Em meados de agosto de 2024 a Força Aérea Portuguesa enviou um dos cinco aparelhos de reconhecimento marítimo Lockheed P-3C CUP+ ORION numa operação de reconhecimento a barcos de pesca chineses na ZEE nacional. A operação acabou concluindo que se tratava de um falso alerta e que os “16 navios com pavilhão da República Popular da China a sul da ilha das Flores, identificados no Marine Traffic por AIS terrestre” não estavam no local.
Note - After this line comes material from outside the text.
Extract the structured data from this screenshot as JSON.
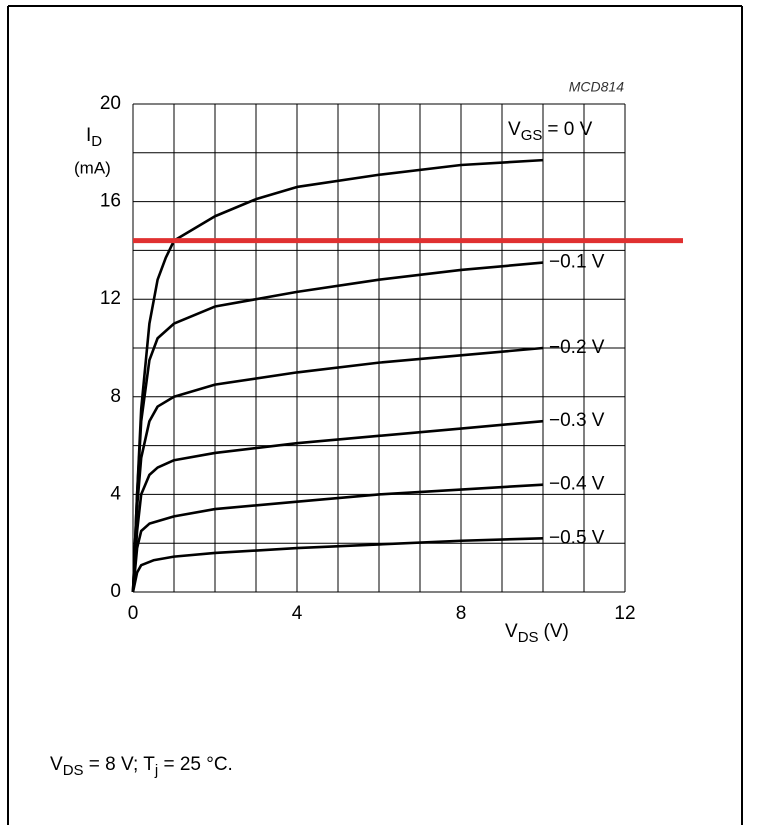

O governo dos Açores acrescentou que seria um “caso de falsificação de dados do Sistema de Identificação Automática (AIS)“. Estas embarcações chinesas, identificadas como “navios de pesca” não apresentavam um comportamento aparentemente não compatível com “atividades e operações de pesca” havendo a possibilidade de serem navios com missão aparente de pesca mas que, de facto, poderiam ter uso militar e estarem em operações de reconhecimento e pré-sabotagem dos cabos submarinos que ligam os EUA à Europa (ver https://cidadaospelaciberseguranca.com/2024/07/17/protegendo-a-linha-vital-de-comunicacao-de-portugal-uma-abordagem-abrangente-para-a-protecao-de-cabos-submarinos-na-zona-economica-exclusiva-zee/)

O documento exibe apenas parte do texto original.